History

Bolton Hill is named after the estate of George Grundy, who named his estate house after Bolton le Moors, which was located at the site of the current Fifth Regiment Armory. Around 1850, the area began to transition from large estate to traditional Baltimore row houses, which were built along a diagonal street grid, unlike the traditional north-south grid of most Baltimore neighborhoods. This grid was constructed by Thomas Poppleton to follow now Pennsylvania Avenue and the Jones Falls. Early row houses featured plain brick facades with decorative cornices, door surrounds, and window lintels. Later row houses features more ornate designs. Construction of row houses continued until the end of the 19th century, but a few large apartments were constructed at the beginning of the 20th century.

Unlike other prominent neighborhoods in Baltimore at the end of the 19th century, which had restrictive covenants against African-Americans, Jews, and Asians, Bolton Hill was a relatively diverse neighborhood. Although socially segregated, many African-American servants for the mansions of wealthy Bolton Hill residents lived in the alley houses of Bolton Hill. At the end of the 19th century, Baltimore’s German Jewish community moved to Bolton Hill. Jews had moved to the western edge of Bolton Hill, and many synagogues, such as Baltimore Hebrew, Chizuk Amuno, and Shearith Israel, moved to McCullough Street and Madison Avenue just west of Bolton Hill. Furthermore, two large temples were built within Bolton hill. Eutaw Place Temple was built by Temple Oheb Shalomon Eutaw Place in 1892, and the Har Sinai Congregation built a large temple on Bolton Street in 1894.

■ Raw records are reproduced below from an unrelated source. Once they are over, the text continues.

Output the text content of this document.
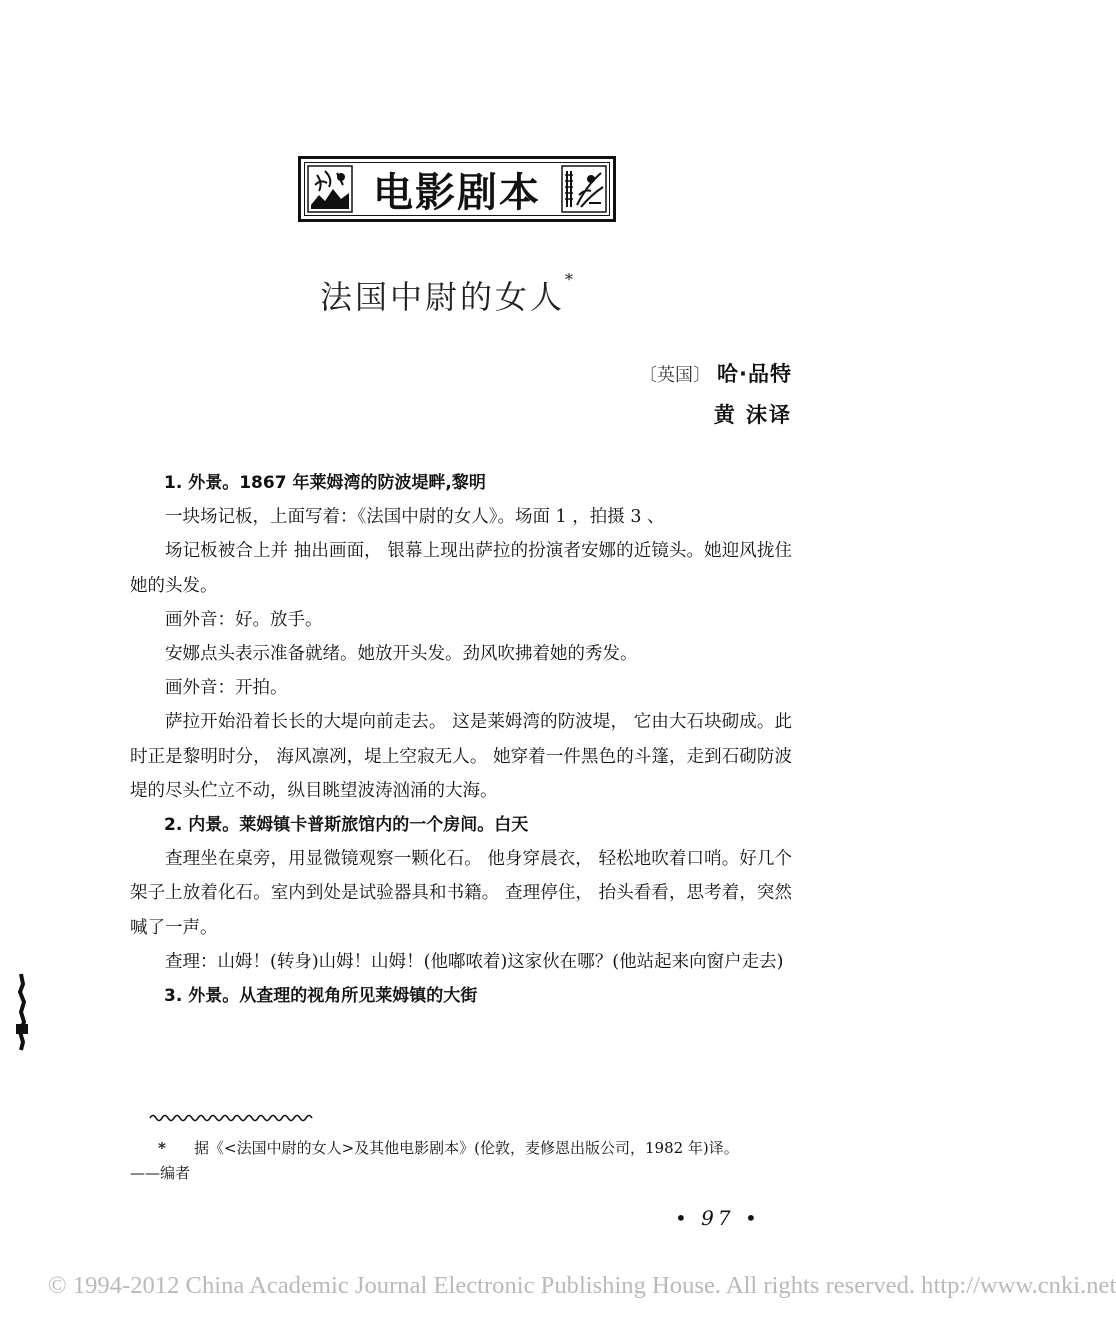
电影剧本
法国中尉的女人*
〔英国〕 哈·品特
黄 沫译

1. 外景。1867 年莱姆湾的防波堤畔,黎明

一块场记板，上面写着：《法国中尉的女人》。场面 1 ，拍摄 3 、

场记板被合上并 抽出画面， 银幕上现出萨拉的扮演者安娜的近镜头。她迎风拢住她的头发。

画外音：好。放手。

安娜点头表示准备就绪。她放开头发。劲风吹拂着她的秀发。

画外音：开拍。

萨拉开始沿着长长的大堤向前走去。 这是莱姆湾的防波堤， 它由大石块砌成。此时正是黎明时分， 海风凛冽，堤上空寂无人。 她穿着一件黑色的斗篷，走到石砌防波堤的尽头伫立不动，纵目眺望波涛汹涌的大海。

2. 内景。莱姆镇卡普斯旅馆内的一个房间。白天

查理坐在桌旁，用显微镜观察一颗化石。 他身穿晨衣， 轻松地吹着口哨。好几个架子上放着化石。室内到处是试验器具和书籍。 查理停住， 抬头看看，思考着，突然喊了一声。

查理：山姆！(转身)山姆！山姆！(他嘟哝着)这家伙在哪？(他站起来向窗户走去)

3. 外景。从查理的视角所见莱姆镇的大街

* 据《<法国中尉的女人>及其他电影剧本》(伦敦，麦修恩出版公司，1982 年)译。
——编者
• 97 •
© 1994-2012 China Academic Journal Electronic Publishing House. All rights reserved. http://www.cnki.net
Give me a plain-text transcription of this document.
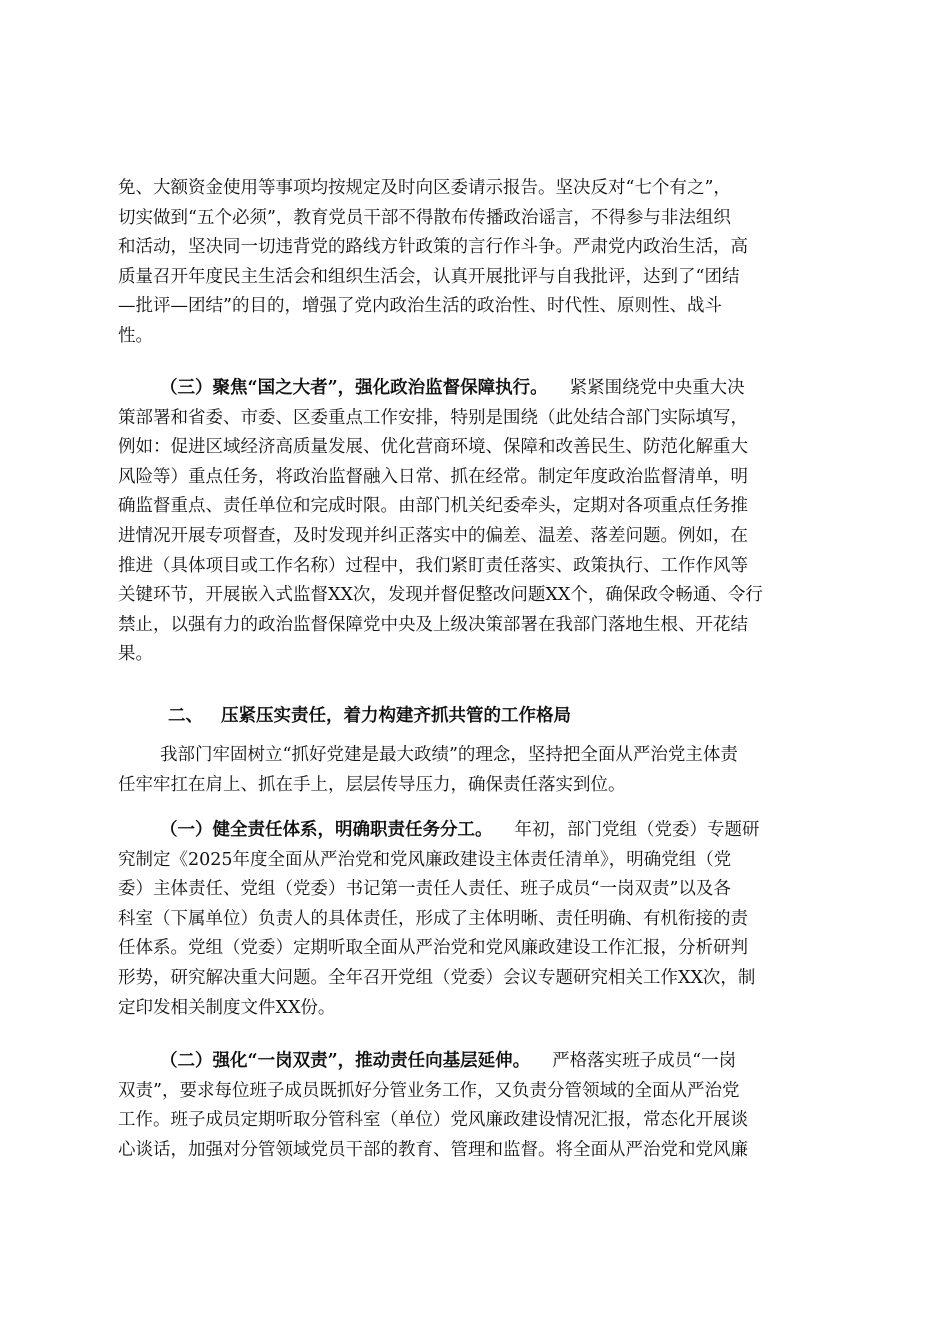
免、大额资金使用等事项均按规定及时向区委请示报告。坚决反对“七个有之”，
切实做到“五个必须”，教育党员干部不得散布传播政治谣言，不得参与非法组织
和活动，坚决同一切违背党的路线方针政策的言行作斗争。严肃党内政治生活，高
质量召开年度民主生活会和组织生活会，认真开展批评与自我批评，达到了“团结
—批评—团结”的目的，增强了党内政治生活的政治性、时代性、原则性、战斗
性。
（三）聚焦“国之大者”，强化政治监督保障执行。 紧紧围绕党中央重大决
策部署和省委、市委、区委重点工作安排，特别是围绕（此处结合部门实际填写，
例如：促进区域经济高质量发展、优化营商环境、保障和改善民生、防范化解重大
风险等）重点任务，将政治监督融入日常、抓在经常。制定年度政治监督清单，明
确监督重点、责任单位和完成时限。由部门机关纪委牵头，定期对各项重点任务推
进情况开展专项督查，及时发现并纠正落实中的偏差、温差、落差问题。例如，在
推进（具体项目或工作名称）过程中，我们紧盯责任落实、政策执行、工作作风等
关键环节，开展嵌入式监督XX次，发现并督促整改问题XX个，确保政令畅通、令行
禁止，以强有力的政治监督保障党中央及上级决策部署在我部门落地生根、开花结
果。
二、 压紧压实责任，着力构建齐抓共管的工作格局
我部门牢固树立“抓好党建是最大政绩”的理念，坚持把全面从严治党主体责
任牢牢扛在肩上、抓在手上，层层传导压力，确保责任落实到位。
（一）健全责任体系，明确职责任务分工。 年初，部门党组（党委）专题研
究制定《2025年度全面从严治党和党风廉政建设主体责任清单》，明确党组（党
委）主体责任、党组（党委）书记第一责任人责任、班子成员“一岗双责”以及各
科室（下属单位）负责人的具体责任，形成了主体明晰、责任明确、有机衔接的责
任体系。党组（党委）定期听取全面从严治党和党风廉政建设工作汇报，分析研判
形势，研究解决重大问题。全年召开党组（党委）会议专题研究相关工作XX次，制
定印发相关制度文件XX份。
（二）强化“一岗双责”，推动责任向基层延伸。 严格落实班子成员“一岗
双责”，要求每位班子成员既抓好分管业务工作，又负责分管领域的全面从严治党
工作。班子成员定期听取分管科室（单位）党风廉政建设情况汇报，常态化开展谈
心谈话，加强对分管领域党员干部的教育、管理和监督。将全面从严治党和党风廉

At the beginning of the 20th century, white residents of Bolton Hill began to fear the expanding African-American community to the west of the neighborhood, eventually leading to white flight. The Mount Royal Improvement Association was incorporated in 1928 and pushed for covenants against African-American residency in the neighborhood. By the mid-20th century, however, many Bolton Hill residents moved to the suburbs for modern homes with yards, and in the early 1960s most of the Jewish institutions had moved to the northwest suburbs.

In the early 1960s, federal urban renewal funds were used to demolish houses on the western edge of the neighborhood, which were considered “slums” and targeted for “stabilization.” Several large new developments such as Bolton Square, the Atrium, and Park Purchase III were built in their place. In 1967, Bolton Hill became a Baltimore City historic district, and in 1971 it was placed on the National Register of Historic Places. As a result, the majority of the neighborhood was largely preserved.

In 2018, in an effort to abandon the association with an organization that had its roots in segregation, and to better reflect the location of the community, the Mount Royal Improvement Association became known as the Bolton Hill Community Association.